Collaborative Hackers
Douglas Bowman has posted a piece about the role of the designer in collaborating with their clients. This same philosophy is as applicable in software design as it is web development and branding.
I’ve recently moved from being a hobby programmer to a hobby programmer who sometimes gets money. Which sort of makes me a ‘professional software developer.’
“Development”
To me, the term software development reflects a distinctly corporate attitude toward the creation of software:
- The developers’ natural tendency is to Mess Up.
- We must meticulously document every facet of every feature in order to Prevent This.
- We will Design It. They will Implement It.
- We are not interested in a work-in-progress, we will see it when it’s Done.
It’s not hard to see how this pattern of thought may have developed: Hackers speak in programming concepts. How intimidating it must be to hear expressions like ‘referencial integrity’ thrown around the design table!
It should be our job to carefully explain these things as necessary, rather than jumping to conclusions and leaving the client in the dark. After all, when decisions need to be made, how useful is a customer who’s full of buzz-talk but has no basis for understanding the underpinnings of their new software?
The other part of this is that they need to show us the flow of their business. Not what they percieve the flow of the application should be, that can come later, but the actual product process. The more time is spent showing your programmers the big-picture view of what’s going in the company, the better their understanding will be. The more they see where their new application fits into the existing framework, the more ‘little things’ they’ll be able to add to make it that much better.

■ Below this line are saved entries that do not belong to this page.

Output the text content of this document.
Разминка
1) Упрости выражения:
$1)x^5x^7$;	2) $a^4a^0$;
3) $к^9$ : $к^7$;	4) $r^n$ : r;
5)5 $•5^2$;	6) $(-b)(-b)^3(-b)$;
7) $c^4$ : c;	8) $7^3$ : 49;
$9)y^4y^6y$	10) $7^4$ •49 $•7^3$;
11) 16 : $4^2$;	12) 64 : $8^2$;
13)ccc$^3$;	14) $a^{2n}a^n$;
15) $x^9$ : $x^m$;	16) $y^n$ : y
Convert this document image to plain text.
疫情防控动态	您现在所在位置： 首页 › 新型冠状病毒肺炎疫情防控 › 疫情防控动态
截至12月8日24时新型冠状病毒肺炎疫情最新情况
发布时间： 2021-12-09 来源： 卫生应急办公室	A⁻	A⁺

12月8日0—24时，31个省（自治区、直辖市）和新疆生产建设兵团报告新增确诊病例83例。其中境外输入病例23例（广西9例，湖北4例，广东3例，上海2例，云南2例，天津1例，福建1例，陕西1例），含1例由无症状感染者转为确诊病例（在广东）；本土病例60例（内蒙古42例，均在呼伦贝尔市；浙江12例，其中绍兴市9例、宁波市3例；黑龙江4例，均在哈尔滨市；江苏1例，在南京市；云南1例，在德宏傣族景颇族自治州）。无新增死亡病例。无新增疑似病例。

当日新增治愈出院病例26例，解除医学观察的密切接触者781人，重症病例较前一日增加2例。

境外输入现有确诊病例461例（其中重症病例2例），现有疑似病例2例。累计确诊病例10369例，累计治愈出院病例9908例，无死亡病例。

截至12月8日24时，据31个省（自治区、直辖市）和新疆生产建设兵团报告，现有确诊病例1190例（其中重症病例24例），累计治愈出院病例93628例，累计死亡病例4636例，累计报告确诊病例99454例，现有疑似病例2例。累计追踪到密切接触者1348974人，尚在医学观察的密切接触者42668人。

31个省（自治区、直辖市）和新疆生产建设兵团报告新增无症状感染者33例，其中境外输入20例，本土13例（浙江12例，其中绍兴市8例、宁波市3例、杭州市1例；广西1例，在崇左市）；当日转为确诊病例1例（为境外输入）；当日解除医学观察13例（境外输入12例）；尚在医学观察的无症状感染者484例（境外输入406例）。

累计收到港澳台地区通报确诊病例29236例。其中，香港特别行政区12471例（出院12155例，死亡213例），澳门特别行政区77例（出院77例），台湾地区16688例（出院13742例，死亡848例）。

With all this teaching going on, there’s an upfront time commitment to be made. But it’s a worthwhile one. And it’s time that would have been spent writing a spec, anyways, so instead of just saying what needs to be done, why not persuade each other of what needs doing?
The Risk
What’s the problem here? The problem is that you can end up with a pig-headed hacker who thinks he knows what you need and won’t bother to learn even if you try to persuade.
Fire him.
And when you’re hiring to replace him, look for someone who’s 50% teachable and 50% able-to-teach.
Pick a project from their portfolio and ask them to talk about it. You’re looking for an explanation of the lowest-level and the highest-level. What makes this thing tick under the hood? And what role did it play in the greater scope of the organization? After data left your program, where did it go?
The amount they’ll share about that project is indicative of what they’ll bother to learn about yours… and what they’ll teach you about it.